What I found interesting about the dreamlike L'immortelle, aside from its evocative cinematography, was its innovative soundtrack, which at first listen might seem chaotic, but the various sound effects reflect those experiences when one incorporates external sounds into their dreams, and thus those sounds influence the course, emotional state, and, in the case of the dogs, the fate of the dream.
A dense mental labyrinth of self-loathing and destructive l'amour fou. It may also be a ghost story. The shock edits, the discord between sound and image, and image against image, tell us there is an unspoken code of violence being perpetrated in stillness and silence - it's beautiful stuff.
four stars for white gaze.

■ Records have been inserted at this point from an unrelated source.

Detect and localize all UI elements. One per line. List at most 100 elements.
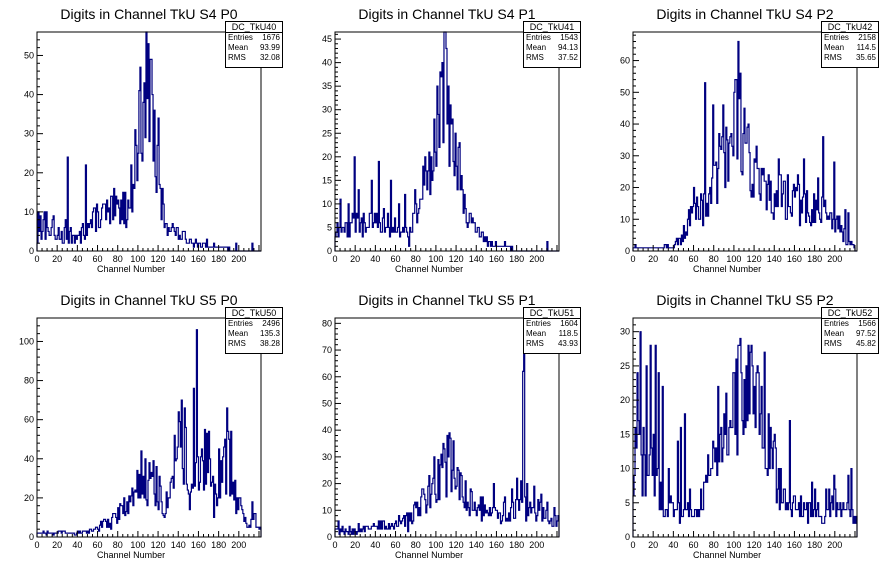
x-tick-label: 60 xyxy=(391,254,401,264)
stats-entries-value: 1543 xyxy=(560,33,578,42)
histogram-title: Digits in Channel TkU S5 P0 xyxy=(60,292,238,308)
x-tick-label: 80 xyxy=(411,540,421,550)
x-tick-label: 200 xyxy=(529,540,544,550)
stats-rms-row: RMS 38.28 xyxy=(226,339,282,349)
histogram-pad-s5-p1: Digits in Channel TkU S5 P1 0 20 40 60 80 100… xyxy=(298,286,596,572)
stats-entries-value: 2158 xyxy=(858,33,876,42)
x-tick-label: 0 xyxy=(332,540,337,550)
x-tick-label: 100 xyxy=(726,254,741,264)
x-tick-label: 100 xyxy=(130,540,145,550)
y-tick-label: 0 xyxy=(29,246,34,256)
stats-box: DC_TkU41 Entries 1543 Mean 94.13 RMS 37.52 xyxy=(523,21,581,68)
stats-rms-row: RMS 43.93 xyxy=(524,339,580,349)
stats-mean-label: Mean xyxy=(228,329,249,338)
x-axis-label: Channel Number xyxy=(693,264,761,274)
y-tick-label: 0 xyxy=(327,246,332,256)
y-tick-label: 20 xyxy=(24,168,34,178)
y-tick-label: 5 xyxy=(327,222,332,232)
y-tick-label: 30 xyxy=(620,327,630,337)
x-tick-label: 160 xyxy=(191,254,206,264)
stats-box-title: DC_TkU51 xyxy=(524,308,580,319)
x-tick-label: 60 xyxy=(391,540,401,550)
x-tick-label: 160 xyxy=(489,254,504,264)
y-tick-label: 0 xyxy=(29,532,34,542)
stats-mean-value: 135.3 xyxy=(259,329,280,338)
y-tick-label: 10 xyxy=(620,214,630,224)
y-tick-label: 20 xyxy=(24,493,34,503)
stats-rms-label: RMS xyxy=(824,339,842,348)
stats-mean-label: Mean xyxy=(824,329,845,338)
y-tick-label: 0 xyxy=(625,246,630,256)
histogram-title: Digits in Channel TkU S5 P1 xyxy=(358,292,536,308)
x-tick-label: 40 xyxy=(370,254,380,264)
y-tick-label: 70 xyxy=(322,345,332,355)
x-tick-label: 20 xyxy=(350,254,360,264)
plot-frame xyxy=(334,317,560,538)
stats-entries-row: Entries 1604 xyxy=(524,319,580,329)
x-tick-label: 120 xyxy=(151,254,166,264)
y-tick-label: 40 xyxy=(620,119,630,129)
stats-entries-value: 1566 xyxy=(858,319,876,328)
stats-box: DC_TkU52 Entries 1566 Mean 97.52 RMS 45.82 xyxy=(821,307,879,354)
x-tick-label: 140 xyxy=(767,540,782,550)
x-tick-label: 0 xyxy=(34,254,39,264)
x-tick-label: 160 xyxy=(787,254,802,264)
stats-rms-label: RMS xyxy=(228,339,246,348)
stats-mean-label: Mean xyxy=(824,43,845,52)
x-axis-label: Channel Number xyxy=(395,550,463,560)
x-axis-label: Channel Number xyxy=(97,264,165,274)
y-tick-label: 50 xyxy=(24,50,34,60)
x-tick-label: 20 xyxy=(350,540,360,550)
stats-box: DC_TkU50 Entries 2496 Mean 135.3 RMS 38.28 xyxy=(225,307,283,354)
stats-box: DC_TkU40 Entries 1676 Mean 93.99 RMS 32.08 xyxy=(225,21,283,68)
stats-entries-row: Entries 1676 xyxy=(226,33,282,43)
y-tick-label: 30 xyxy=(24,129,34,139)
x-tick-label: 200 xyxy=(827,254,842,264)
stats-entries-label: Entries xyxy=(526,319,551,328)
x-tick-label: 20 xyxy=(648,254,658,264)
y-tick-label: 50 xyxy=(620,87,630,97)
stats-box-title: DC_TkU40 xyxy=(226,22,282,33)
stats-box-title: DC_TkU50 xyxy=(226,308,282,319)
x-tick-label: 40 xyxy=(668,540,678,550)
histogram-plot: 0 20 40 60 80 100 120 140 160 180 200 0 10 20 30 40 50 60… xyxy=(620,31,858,274)
x-tick-label: 80 xyxy=(709,540,719,550)
stats-mean-label: Mean xyxy=(526,43,547,52)
stats-mean-value: 94.13 xyxy=(557,43,578,52)
x-tick-label: 180 xyxy=(807,540,822,550)
stats-mean-value: 97.52 xyxy=(855,329,876,338)
x-tick-label: 180 xyxy=(211,540,226,550)
stats-entries-value: 1676 xyxy=(262,33,280,42)
x-tick-label: 120 xyxy=(449,540,464,550)
x-tick-label: 140 xyxy=(469,540,484,550)
stats-mean-row: Mean 135.3 xyxy=(226,329,282,339)
histogram-title: Digits in Channel TkU S4 P1 xyxy=(358,6,536,22)
stats-rms-value: 35.65 xyxy=(855,53,876,62)
stats-mean-row: Mean 118.5 xyxy=(524,329,580,339)
y-tick-label: 25 xyxy=(322,128,332,138)
stats-rms-row: RMS 35.65 xyxy=(822,53,878,63)
plot-frame xyxy=(334,31,560,252)
y-tick-label: 60 xyxy=(620,56,630,66)
stats-mean-value: 114.5 xyxy=(856,43,876,52)
histogram-series-line xyxy=(334,328,560,537)
stats-box: DC_TkU51 Entries 1604 Mean 118.5 RMS 43.93 xyxy=(523,307,581,354)
stats-rms-value: 32.08 xyxy=(259,53,280,62)
stats-mean-row: Mean 114.5 xyxy=(822,43,878,53)
histogram-plot: 0 20 40 60 80 100 120 140 160 180 200 0 5 10 15 20 25 30 C… xyxy=(620,317,858,560)
stats-entries-row: Entries 2496 xyxy=(226,319,282,329)
stats-rms-value: 43.93 xyxy=(557,339,578,348)
x-tick-label: 60 xyxy=(689,254,699,264)
histogram-series-line xyxy=(632,40,857,252)
stats-box: DC_TkU42 Entries 2158 Mean 114.5 RMS 35.65 xyxy=(821,21,879,68)
x-tick-label: 160 xyxy=(191,540,206,550)
stats-rms-value: 45.82 xyxy=(855,339,876,348)
x-tick-label: 80 xyxy=(709,254,719,264)
x-axis-label: Channel Number xyxy=(693,550,761,560)
stats-rms-label: RMS xyxy=(526,339,544,348)
stats-entries-label: Entries xyxy=(228,33,253,42)
y-tick-label: 60 xyxy=(24,415,34,425)
y-tick-label: 10 xyxy=(24,207,34,217)
stats-mean-value: 118.5 xyxy=(558,329,578,338)
y-tick-label: 35 xyxy=(322,81,332,91)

But amazing film, beautiful still shots. Kudos to Mubi curation, this film is right on time and yes it feels like history is repeating itself in a way. A story of a man; a tourist, a frenchman, a white man, caught in the time-warped-peaceful zones (that all whiteness must live in in), right up against the edge of his teetering reality. Damsel straddles the line of his reality and the Others
L'Immortelle creates an atmosphere of mystery. Beautifully shot in black and white, the film's character delves into the territory of dream and memory, as captured by the powerful performance of the Mysterious Woman. While decidedly slow, the sharply framed shots and the surreal character of the movie's repeated and recontextualized elements give both ambiguity and interpretation to this interesting work.
17 years after the second world war, 8 years after Dien Bien Fu, 1 year after the Algerian Revolution and those damned French are already assuming an arrogant posture. I suppose it takes a certain emotional detachment to come to terms with ones place in history. But compare this to the neo-realism of the Italians who had no choice but to look their world in the eyes. Give me Rossellini, De Sica or Fellini any day.

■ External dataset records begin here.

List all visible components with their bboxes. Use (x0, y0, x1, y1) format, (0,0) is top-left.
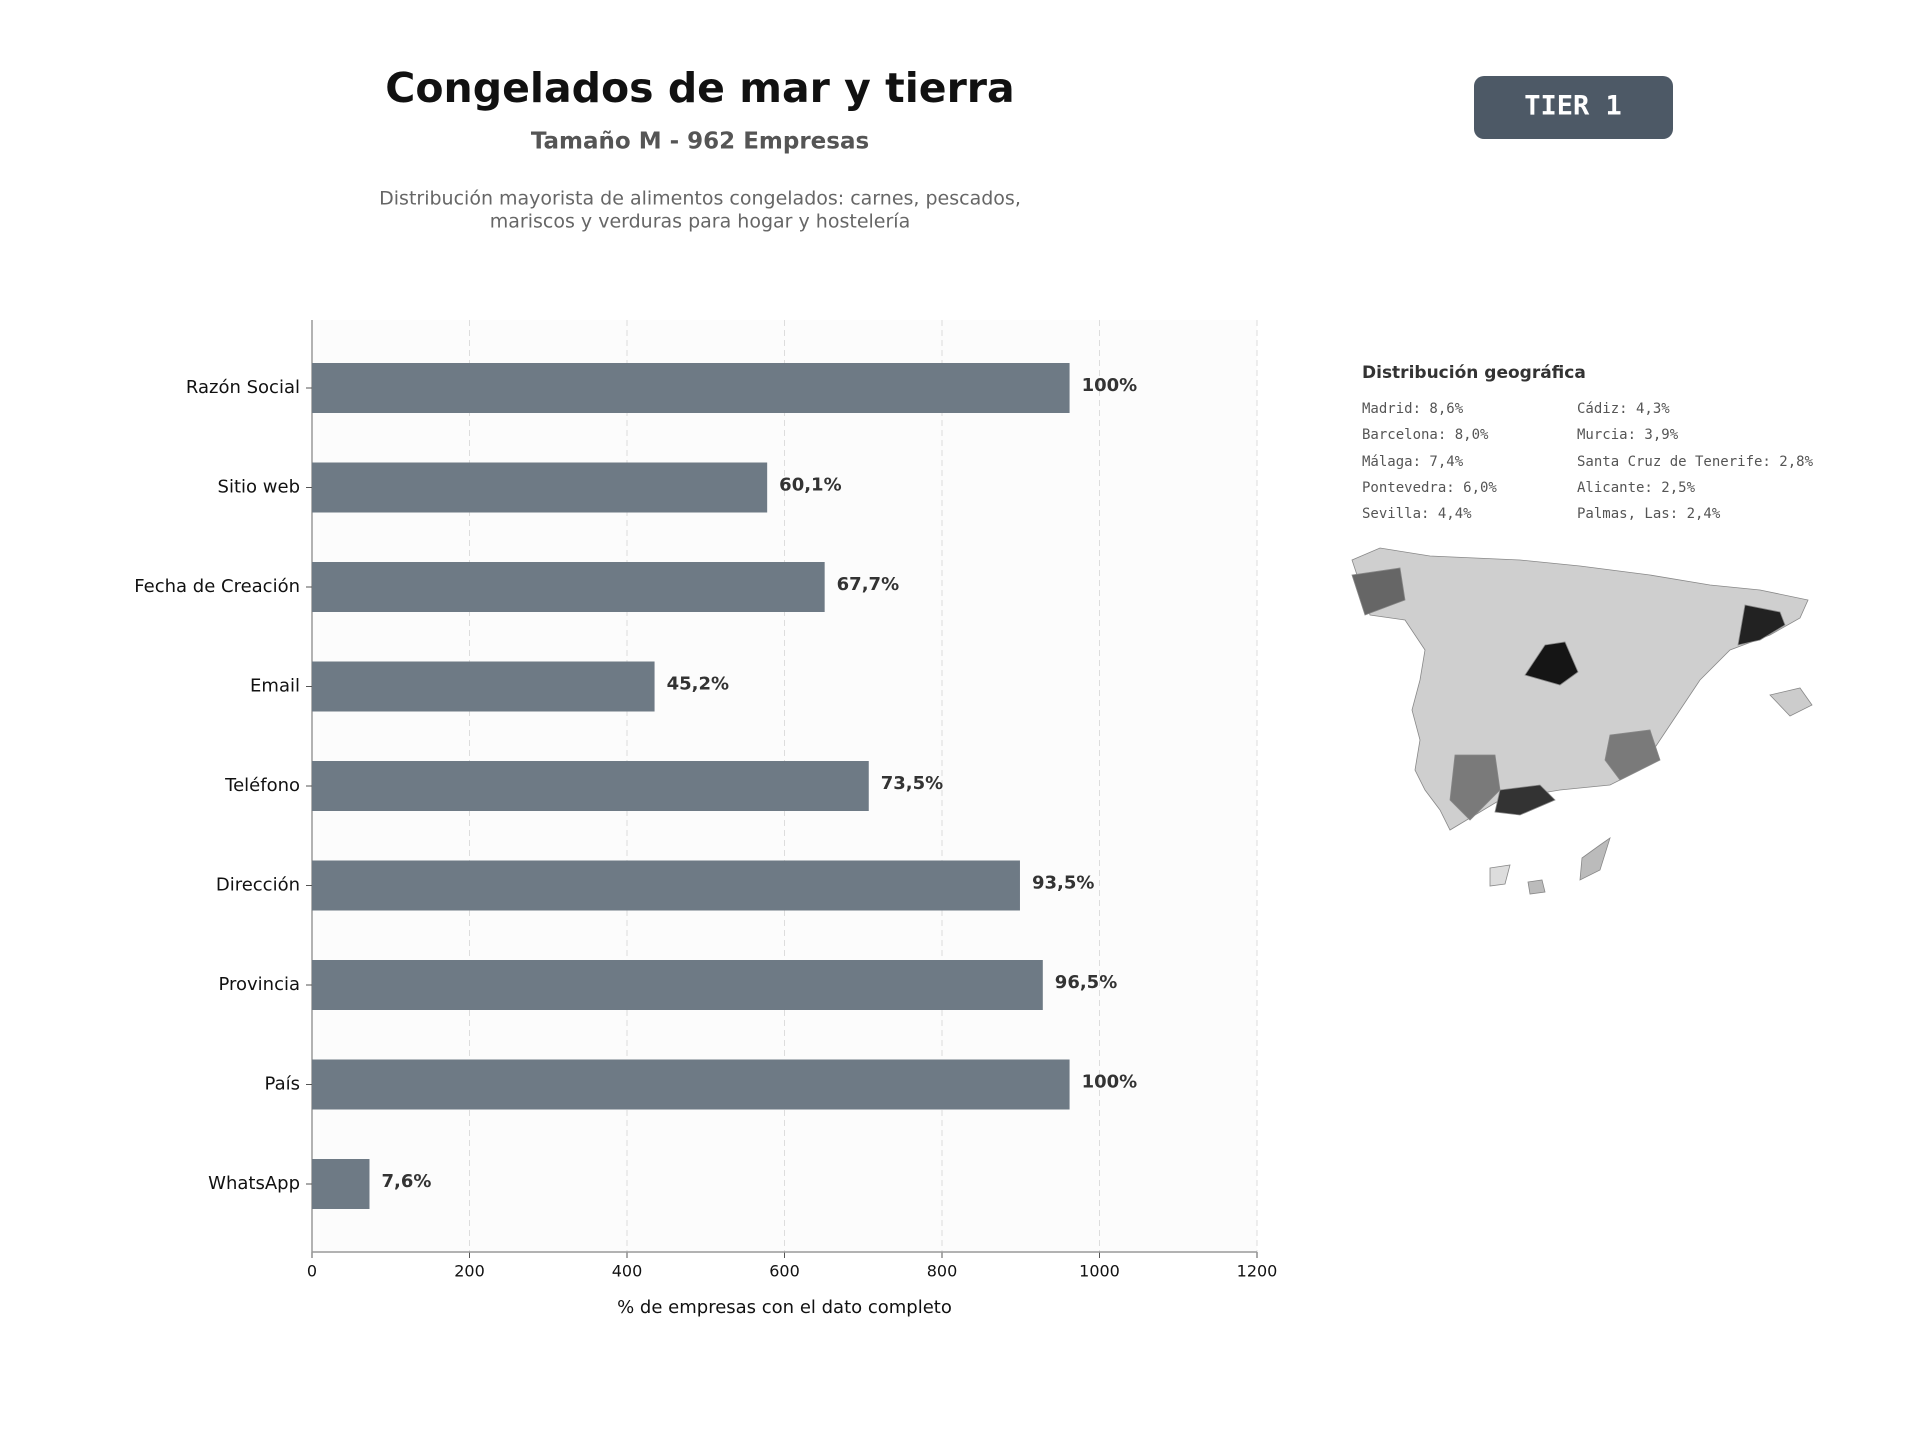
geo-item: Madrid: 8,6% (1362, 401, 1464, 417)
geo-item: Málaga: 7,4% (1362, 454, 1464, 470)
x-tick-label: 800 (927, 1262, 958, 1281)
y-tick-label: Razón Social (186, 377, 300, 398)
geo-item: Sevilla: 4,4% (1362, 506, 1472, 522)
value-label: 93,5% (1032, 873, 1094, 894)
bar (312, 1159, 370, 1209)
map (1351, 547, 1813, 895)
y-tick-label: País (265, 1074, 300, 1095)
bar (312, 363, 1070, 413)
map-island (1527, 879, 1546, 895)
bar (312, 562, 825, 612)
map-land (1351, 547, 1809, 831)
value-label: 67,7% (837, 574, 899, 595)
value-label: 60,1% (779, 475, 841, 496)
x-tick-label: 1000 (1079, 1262, 1120, 1281)
geo-item: Cádiz: 4,3% (1577, 401, 1670, 417)
bar (312, 661, 655, 712)
badge (1474, 76, 1673, 139)
description: Distribución mayorista de alimentos cong… (379, 188, 1021, 210)
x-tick-label: 200 (454, 1262, 485, 1281)
map-island (1769, 687, 1813, 717)
geo-item: Palmas, Las: 2,4% (1577, 506, 1721, 522)
geo-item: Pontevedra: 6,0% (1362, 480, 1497, 496)
y-tick-label: Email (250, 676, 300, 697)
x-axis-label: % de empresas con el dato completo (617, 1297, 952, 1318)
bar (312, 860, 1020, 911)
geo-title: Distribución geográfica (1362, 363, 1586, 383)
value-label: 45,2% (667, 674, 729, 695)
map-island (1579, 836, 1611, 881)
bar (312, 960, 1043, 1010)
map-region (1351, 567, 1406, 616)
badge-text: TIER 1 (1524, 91, 1622, 122)
x-tick-label: 600 (769, 1262, 800, 1281)
value-label: 100% (1082, 1072, 1138, 1093)
y-tick-label: Teléfono (224, 775, 300, 796)
map-region (1449, 754, 1501, 821)
value-label: 96,5% (1055, 972, 1117, 993)
y-tick-label: Sitio web (218, 477, 300, 498)
subtitle: Tamaño M - 962 Empresas (531, 129, 869, 155)
geo-item: Murcia: 3,9% (1577, 427, 1679, 443)
geo-item: Barcelona: 8,0% (1362, 427, 1489, 443)
title: Congelados de mar y tierra (385, 64, 1014, 112)
map-region (1494, 784, 1556, 816)
geo-item: Santa Cruz de Tenerife: 2,8% (1577, 454, 1814, 470)
bar (312, 462, 768, 513)
bar (312, 1059, 1070, 1110)
y-tick-label: Provincia (218, 974, 300, 995)
x-tick-label: 0 (307, 1262, 317, 1281)
map-region (1737, 604, 1786, 646)
x-tick-label: 400 (612, 1262, 643, 1281)
value-label: 7,6% (381, 1171, 431, 1192)
value-label: 73,5% (881, 773, 943, 794)
map-region (1604, 729, 1661, 781)
y-tick-label: WhatsApp (208, 1173, 300, 1194)
value-label: 100% (1082, 375, 1138, 396)
x-tick-label: 1200 (1237, 1262, 1278, 1281)
bar (312, 761, 869, 811)
description: mariscos y verduras para hogar y hostele… (490, 211, 910, 233)
geo-item: Alicante: 2,5% (1577, 480, 1696, 496)
y-tick-label: Dirección (216, 875, 300, 896)
map-region (1524, 641, 1579, 686)
map-island (1489, 864, 1511, 887)
y-tick-label: Fecha de Creación (134, 576, 300, 597)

I don't know of another film that makes more tangible the theory that the cinematic gaze is male and that which is being gazed upon, the object of desire, obscure or otherwise, female. Fragmented and almost elliptical the film also explores Robbe-Grillet's obsessions with memory and reality and the illusion of time. Beautifully rendered in scenes of surreal sensuality and dream desire.
Though filmed in a style that launched a thousand parodies, this is not (entirely) the work of an intelligent dilettante. It's a real movie, generating a considerable amount of erotic tension and aesthetic pleasure. Much of it anticipates ideas and tropes developed further by Kubrick, Polanski and Lynch. In short, while it's not Resnais or Rivette, it is a worthwhile piece of film art, and I liked it a lot.
A characteristically ornate elegy for authenticity, reduced, arguably, to a dated, somewhat campy curiosity by its exoticizing orientalism and its vexed relation--an enervating cocktail of awe, despair, and feigned aloofness--to the ostensibly Eternal Feminine. But I'm a sucker for this sort of thing, so I liked it.